Would this require writing an app or
is there an automated way of doing
this?
Yes, both of these options would require writing an app or buying an app. If you write your own app then you'll need to find a third-party PDF library that supports retrieving data from form fields or extracting text from a PDF.
Disclaimer: I am affiliated with the makers of ByteScout PDF Extractor SDK tool
Just wanted to share some additional real-life scenarios for text data extraction from PDF:
Scanned image with no searchable text: should be processed by OCR engine (like free Tesseract from Google)
XFA forms: it is the subset of PDF which is supported mostly by Adobe tools. But the data can be extracted as XML data with low level PDF processing tools like iTextSharp or similar tools.

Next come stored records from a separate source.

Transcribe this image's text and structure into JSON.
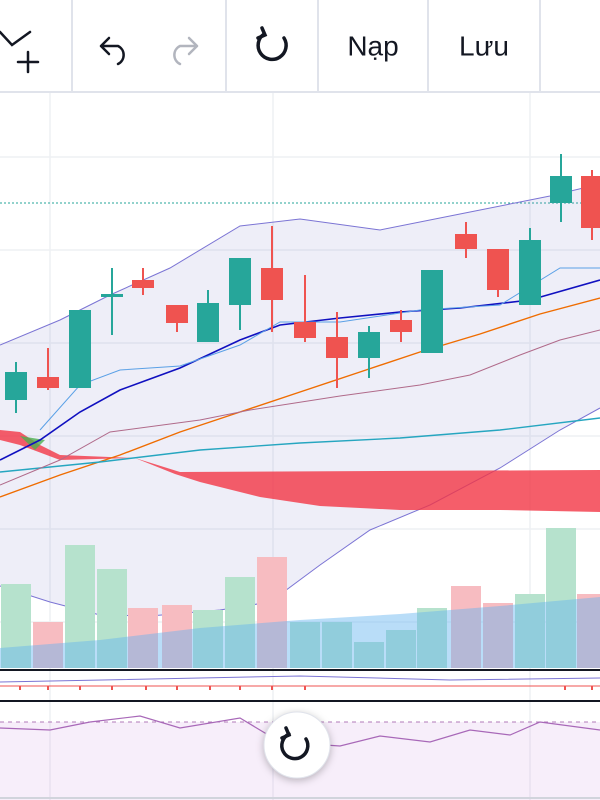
{
  "toolbar": {
    "buttons": [
      "Nạp",
      "Lưu"
    ]
  }
}
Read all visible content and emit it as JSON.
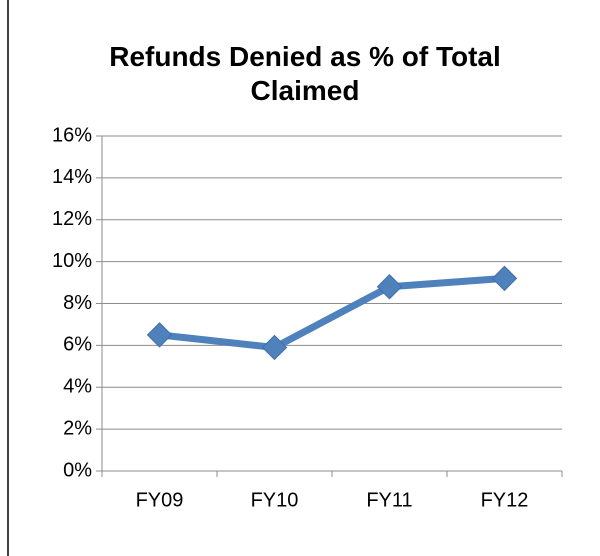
{
  "chart_data": {
    "type": "line",
    "title": "Refunds Denied as % of Total Claimed",
    "categories": [
      "FY09",
      "FY10",
      "FY11",
      "FY12"
    ],
    "values": [
      6.5,
      5.9,
      8.8,
      9.2
    ],
    "color": "#4f81bd",
    "ylim": [
      0,
      16
    ],
    "yticks": [
      {
        "value": 0,
        "label": "0%"
      },
      {
        "value": 2,
        "label": "2%"
      },
      {
        "value": 4,
        "label": "4%"
      },
      {
        "value": 6,
        "label": "6%"
      },
      {
        "value": 8,
        "label": "8%"
      },
      {
        "value": 10,
        "label": "10%"
      },
      {
        "value": 12,
        "label": "12%"
      },
      {
        "value": 14,
        "label": "14%"
      },
      {
        "value": 16,
        "label": "16%"
      }
    ],
    "grid": true
  }
}
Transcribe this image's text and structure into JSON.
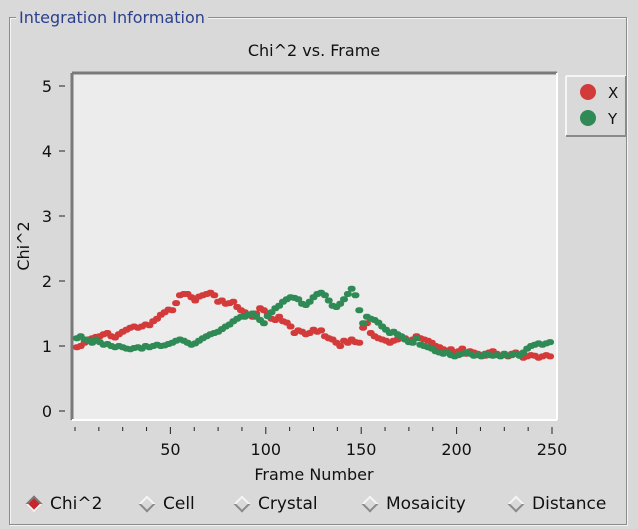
{
  "group": {
    "title": "Integration Information"
  },
  "chart_data": {
    "type": "scatter",
    "title": "Chi^2 vs. Frame",
    "xlabel": "Frame Number",
    "ylabel": "Chi^2",
    "xlim": [
      0,
      250
    ],
    "ylim": [
      0,
      5
    ],
    "x_ticks": [
      50,
      100,
      150,
      200,
      250
    ],
    "y_ticks": [
      0,
      1,
      2,
      3,
      4,
      5
    ],
    "grid": false,
    "legend": "top-right",
    "series": [
      {
        "name": "X",
        "color": "#d33a3a",
        "x": [
          1,
          3,
          5,
          7,
          9,
          11,
          13,
          15,
          17,
          19,
          21,
          23,
          25,
          27,
          29,
          31,
          33,
          35,
          37,
          39,
          41,
          43,
          45,
          47,
          49,
          51,
          53,
          55,
          57,
          59,
          61,
          63,
          65,
          67,
          69,
          71,
          73,
          75,
          77,
          79,
          81,
          83,
          85,
          87,
          89,
          91,
          93,
          95,
          97,
          99,
          101,
          103,
          105,
          107,
          109,
          111,
          113,
          115,
          117,
          119,
          121,
          123,
          125,
          127,
          129,
          131,
          133,
          135,
          137,
          139,
          141,
          143,
          145,
          147,
          149,
          151,
          153,
          155,
          157,
          159,
          161,
          163,
          165,
          167,
          169,
          171,
          173,
          175,
          177,
          179,
          181,
          183,
          185,
          187,
          189,
          191,
          193,
          195,
          197,
          199,
          201,
          203,
          205,
          207,
          209,
          211,
          213,
          215,
          217,
          219,
          221,
          223,
          225,
          227,
          229,
          231,
          233,
          235,
          237,
          239,
          241,
          243,
          245,
          247,
          249
        ],
        "y": [
          0.98,
          1.0,
          1.05,
          1.1,
          1.12,
          1.14,
          1.15,
          1.18,
          1.2,
          1.15,
          1.13,
          1.18,
          1.22,
          1.25,
          1.28,
          1.3,
          1.28,
          1.3,
          1.33,
          1.32,
          1.38,
          1.42,
          1.48,
          1.52,
          1.56,
          1.55,
          1.66,
          1.78,
          1.8,
          1.8,
          1.75,
          1.7,
          1.76,
          1.78,
          1.8,
          1.82,
          1.78,
          1.68,
          1.7,
          1.65,
          1.66,
          1.68,
          1.6,
          1.55,
          1.52,
          1.48,
          1.45,
          1.5,
          1.58,
          1.55,
          1.5,
          1.42,
          1.4,
          1.45,
          1.38,
          1.36,
          1.3,
          1.2,
          1.24,
          1.22,
          1.18,
          1.2,
          1.25,
          1.22,
          1.24,
          1.15,
          1.12,
          1.1,
          1.05,
          1.0,
          1.08,
          1.05,
          1.1,
          1.06,
          1.05,
          1.28,
          1.35,
          1.2,
          1.15,
          1.12,
          1.1,
          1.08,
          1.05,
          1.08,
          1.1,
          1.12,
          1.12,
          1.08,
          1.1,
          1.15,
          1.12,
          1.1,
          1.08,
          1.05,
          1.0,
          0.98,
          0.95,
          0.92,
          0.95,
          0.9,
          0.92,
          0.96,
          0.88,
          0.92,
          0.9,
          0.88,
          0.86,
          0.85,
          0.9,
          0.92,
          0.88,
          0.85,
          0.86,
          0.84,
          0.88,
          0.9,
          0.87,
          0.82,
          0.84,
          0.86,
          0.85,
          0.82,
          0.84,
          0.86,
          0.84
        ]
      },
      {
        "name": "Y",
        "color": "#2f8a55",
        "x": [
          1,
          3,
          5,
          7,
          9,
          11,
          13,
          15,
          17,
          19,
          21,
          23,
          25,
          27,
          29,
          31,
          33,
          35,
          37,
          39,
          41,
          43,
          45,
          47,
          49,
          51,
          53,
          55,
          57,
          59,
          61,
          63,
          65,
          67,
          69,
          71,
          73,
          75,
          77,
          79,
          81,
          83,
          85,
          87,
          89,
          91,
          93,
          95,
          97,
          99,
          101,
          103,
          105,
          107,
          109,
          111,
          113,
          115,
          117,
          119,
          121,
          123,
          125,
          127,
          129,
          131,
          133,
          135,
          137,
          139,
          141,
          143,
          145,
          147,
          149,
          151,
          153,
          155,
          157,
          159,
          161,
          163,
          165,
          167,
          169,
          171,
          173,
          175,
          177,
          179,
          181,
          183,
          185,
          187,
          189,
          191,
          193,
          195,
          197,
          199,
          201,
          203,
          205,
          207,
          209,
          211,
          213,
          215,
          217,
          219,
          221,
          223,
          225,
          227,
          229,
          231,
          233,
          235,
          237,
          239,
          241,
          243,
          245,
          247,
          249
        ],
        "y": [
          1.12,
          1.15,
          1.1,
          1.08,
          1.05,
          1.1,
          1.06,
          1.02,
          1.03,
          1.0,
          0.98,
          1.0,
          0.98,
          0.96,
          0.95,
          0.97,
          0.98,
          0.96,
          1.0,
          0.98,
          1.0,
          1.02,
          1.0,
          1.01,
          1.03,
          1.05,
          1.08,
          1.1,
          1.08,
          1.05,
          1.02,
          1.04,
          1.08,
          1.12,
          1.15,
          1.18,
          1.2,
          1.22,
          1.26,
          1.3,
          1.33,
          1.38,
          1.42,
          1.45,
          1.45,
          1.48,
          1.5,
          1.45,
          1.4,
          1.35,
          1.46,
          1.52,
          1.58,
          1.62,
          1.68,
          1.72,
          1.75,
          1.74,
          1.72,
          1.65,
          1.63,
          1.68,
          1.75,
          1.8,
          1.82,
          1.78,
          1.7,
          1.62,
          1.6,
          1.65,
          1.72,
          1.8,
          1.88,
          1.78,
          1.55,
          1.35,
          1.45,
          1.42,
          1.4,
          1.36,
          1.3,
          1.25,
          1.2,
          1.22,
          1.18,
          1.15,
          1.1,
          1.06,
          1.05,
          1.12,
          1.02,
          1.0,
          0.98,
          0.96,
          0.92,
          0.9,
          0.88,
          0.9,
          0.86,
          0.84,
          0.86,
          0.88,
          0.9,
          0.88,
          0.85,
          0.86,
          0.84,
          0.88,
          0.86,
          0.85,
          0.86,
          0.84,
          0.88,
          0.85,
          0.86,
          0.88,
          0.85,
          0.9,
          0.96,
          1.0,
          1.02,
          1.04,
          1.02,
          1.04,
          1.06
        ]
      }
    ]
  },
  "radios": [
    {
      "label": "Chi^2",
      "selected": true
    },
    {
      "label": "Cell",
      "selected": false
    },
    {
      "label": "Crystal",
      "selected": false
    },
    {
      "label": "Mosaicity",
      "selected": false
    },
    {
      "label": "Distance",
      "selected": false
    }
  ]
}
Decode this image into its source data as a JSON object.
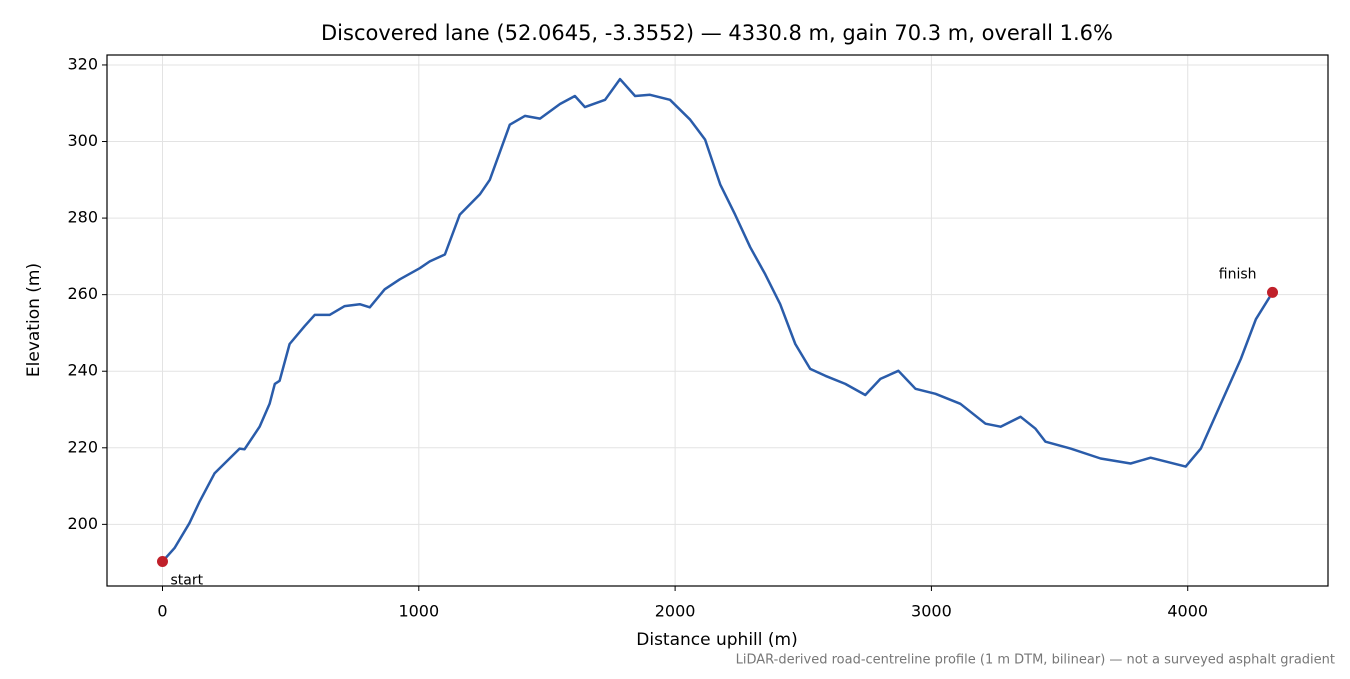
{
  "chart_data": {
    "type": "line",
    "title": "Discovered lane (52.0645, -3.3552) — 4330.8 m, gain 70.3 m, overall 1.6%",
    "xlabel": "Distance uphill (m)",
    "ylabel": "Elevation (m)",
    "footnote": "LiDAR-derived road-centreline profile (1 m DTM, bilinear) — not a surveyed asphalt gradient",
    "x": [
      0,
      47,
      105,
      145,
      203,
      242,
      301,
      320,
      379,
      418,
      438,
      457,
      496,
      555,
      594,
      652,
      711,
      770,
      809,
      867,
      926,
      1004,
      1043,
      1102,
      1160,
      1238,
      1277,
      1355,
      1414,
      1473,
      1551,
      1609,
      1648,
      1727,
      1785,
      1844,
      1902,
      1980,
      2059,
      2117,
      2176,
      2234,
      2293,
      2352,
      2410,
      2469,
      2527,
      2586,
      2664,
      2742,
      2801,
      2871,
      2938,
      3016,
      3113,
      3211,
      3270,
      3348,
      3406,
      3445,
      3543,
      3660,
      3777,
      3855,
      3992,
      4051,
      4129,
      4207,
      4266,
      4330.8
    ],
    "series": [
      {
        "name": "Elevation",
        "color": "#2a5caa",
        "values": [
          190.3,
          193.8,
          200.3,
          206,
          213.3,
          215.9,
          219.8,
          219.6,
          225.5,
          231.5,
          236.7,
          237.5,
          247.1,
          251.8,
          254.7,
          254.7,
          257,
          257.5,
          256.7,
          261.4,
          264,
          266.9,
          268.7,
          270.5,
          280.9,
          286.2,
          290,
          304.4,
          306.7,
          306,
          309.8,
          311.9,
          309,
          310.9,
          316.3,
          311.9,
          312.2,
          310.9,
          305.7,
          300.5,
          288.8,
          280.9,
          272.4,
          265.3,
          257.5,
          247.1,
          240.6,
          238.8,
          236.7,
          233.8,
          238,
          240.1,
          235.4,
          234.1,
          231.5,
          226.3,
          225.5,
          228.1,
          225,
          221.6,
          219.8,
          217.2,
          215.9,
          217.4,
          215.1,
          219.8,
          231.5,
          243.2,
          253.6,
          260.6
        ]
      }
    ],
    "annotations": [
      "start",
      "finish"
    ],
    "marker_color": "#c0202a",
    "xlim": [
      -216.5,
      4547.3
    ],
    "ylim": [
      183.9,
      322.6
    ],
    "xticks": [
      0,
      1000,
      2000,
      3000,
      4000
    ],
    "yticks": [
      200,
      220,
      240,
      260,
      280,
      300,
      320
    ],
    "grid": true
  }
}
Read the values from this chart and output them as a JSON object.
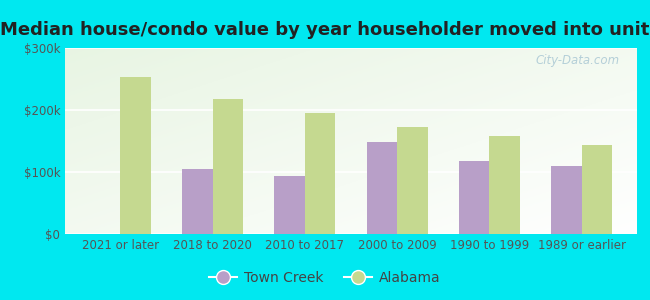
{
  "title": "Median house/condo value by year householder moved into unit",
  "categories": [
    "2021 or later",
    "2018 to 2020",
    "2010 to 2017",
    "2000 to 2009",
    "1990 to 1999",
    "1989 or earlier"
  ],
  "town_creek": [
    null,
    105000,
    93000,
    148000,
    118000,
    110000
  ],
  "alabama": [
    253000,
    218000,
    195000,
    173000,
    158000,
    143000
  ],
  "town_creek_color": "#b89fc8",
  "alabama_color": "#c5d990",
  "background_outer": "#00e8f0",
  "background_inner": "#e8f5e2",
  "ylim": [
    0,
    300000
  ],
  "yticks": [
    0,
    100000,
    200000,
    300000
  ],
  "ytick_labels": [
    "$0",
    "$100k",
    "$200k",
    "$300k"
  ],
  "bar_width": 0.33,
  "watermark": "City-Data.com",
  "legend_town_creek": "Town Creek",
  "legend_alabama": "Alabama",
  "title_fontsize": 13,
  "tick_fontsize": 8.5,
  "legend_fontsize": 10
}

ZUGFeRD PDF files which are just PDF documents with the copy of a form data attached as XML file (which can be extracted with tools like this)
Text incorrectly encoded by some PDF generators (can be restored via OCR engine with some acceptable error rate though).
Using ItextSharp, do the following
using System;
using System.Configuration;
using System.Data.SqlClient;
using System.IO;
using System.Text;
using iTextSharp.text.pdf;
protected void BtnSubmit_Click(object sender, EventArgs e)
{
String FilePath = #"GetFilePath";
StringBuilder sb = new StringBuilder();
PdfReader reader = new PdfReader(FilePath);
PdfStamper myStamp = new PdfStamper(reader, new FileStream(FilePath + "_TMP", FileMode.Create));
AcroFields form = myStamp.AcroFields;
if (form.GetField("GetFieldIdFromPDF") != null)
sb.Append(form.GetField("GetFieldIdFromPDF").ToString());
}
I think you will have to write an application for this. This question talks about extracting data from PDF. After this you can export the data to excel format so that you can preserve the existing import format.
Look for information on "Scraping" the data from the PDF. I believe Adobe has some tools that allow you to do this for simple text but I've not used them.
Honestly though, I would try to do anything you can to get this data in a raw format from your vendor.